Component procurement involves distributors like Arrow Electronics and Avnet supplying parts from manufacturers including Samsung, Infineon Technologies, and STMicroelectronics. Assembly lines employ surface-mount placement machines from Panasonic and ASM Assembly Systems, solder reflow ovens from BTU International, and wave soldering equipment developed by firms such as Vitronics Soltec. Techniques like surface-mount technology and through-hole insertion interoperate with test-oriented placements influenced by system designers at Boeing and Lockheed Martin for aerospace assemblies.
Electrical and mechanical verification uses automated optical inspection systems from Koh Young Technology and flying probe testers from ATEC-Group alongside in-circuit test equipment made by Keysight Technologies and Teradyne. Standards-driven qualification tests derived from committees at IPC (association) and aerospace specifications from MIL-STD-883 or RTCA ensure reliability for clients including NASA, European Space Agency, and automotive OEMs like Toyota and General Motors. Failure analysis laboratories at universities such as Georgia Institute of Technology and commercial labs employ X-ray, scanning electron microscopy, and thermal cycling per guidelines from organizations including ASTM International.

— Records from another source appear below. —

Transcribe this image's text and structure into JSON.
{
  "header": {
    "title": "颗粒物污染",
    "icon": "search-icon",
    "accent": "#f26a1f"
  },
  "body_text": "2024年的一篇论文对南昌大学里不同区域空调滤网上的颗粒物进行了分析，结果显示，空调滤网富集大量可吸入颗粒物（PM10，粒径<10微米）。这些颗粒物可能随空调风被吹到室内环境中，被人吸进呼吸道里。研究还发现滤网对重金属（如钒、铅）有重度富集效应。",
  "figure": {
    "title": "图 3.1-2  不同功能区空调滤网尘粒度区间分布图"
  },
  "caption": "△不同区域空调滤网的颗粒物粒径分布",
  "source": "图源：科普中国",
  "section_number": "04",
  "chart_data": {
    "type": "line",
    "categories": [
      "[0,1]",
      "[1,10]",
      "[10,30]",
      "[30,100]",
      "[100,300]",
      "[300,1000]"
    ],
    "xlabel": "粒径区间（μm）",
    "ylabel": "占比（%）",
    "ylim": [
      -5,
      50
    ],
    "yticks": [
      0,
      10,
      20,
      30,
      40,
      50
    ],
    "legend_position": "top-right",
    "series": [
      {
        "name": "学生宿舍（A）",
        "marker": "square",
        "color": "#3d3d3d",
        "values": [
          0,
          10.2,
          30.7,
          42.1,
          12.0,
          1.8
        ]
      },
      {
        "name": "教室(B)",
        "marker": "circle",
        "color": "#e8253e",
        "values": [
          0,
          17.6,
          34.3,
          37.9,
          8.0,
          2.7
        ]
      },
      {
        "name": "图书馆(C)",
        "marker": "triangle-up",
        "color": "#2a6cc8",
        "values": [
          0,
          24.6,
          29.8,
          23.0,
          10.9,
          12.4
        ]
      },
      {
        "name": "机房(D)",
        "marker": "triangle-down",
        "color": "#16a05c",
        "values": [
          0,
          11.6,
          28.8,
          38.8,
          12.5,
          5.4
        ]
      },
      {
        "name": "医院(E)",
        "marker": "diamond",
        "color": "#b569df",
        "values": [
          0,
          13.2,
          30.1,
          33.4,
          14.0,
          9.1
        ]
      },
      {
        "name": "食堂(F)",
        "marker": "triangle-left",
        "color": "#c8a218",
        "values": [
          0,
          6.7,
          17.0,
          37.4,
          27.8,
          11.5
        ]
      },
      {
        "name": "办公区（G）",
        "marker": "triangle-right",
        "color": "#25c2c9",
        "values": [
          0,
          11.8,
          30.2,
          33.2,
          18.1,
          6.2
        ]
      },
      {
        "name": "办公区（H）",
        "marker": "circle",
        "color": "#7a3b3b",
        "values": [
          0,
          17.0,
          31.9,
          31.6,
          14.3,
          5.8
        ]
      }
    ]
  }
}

PCBs are central to products from consumer firms like Apple Inc., telecommunications equipment by Ericsson and Huawei, medical devices from Medtronic and Siemens Healthineers, and defense systems by Northrop Grumman and Raytheon Technologies. Industry standards from IPC (association), certification programs in the European Union such as CE marking, and environmental regulations like RoHS and REACH shape materials and process choices, while trade shows and conferences hosted by organizations including Electronica (trade fair) and SEMICON facilitate technology transfer among manufacturers, designers, and research institutions.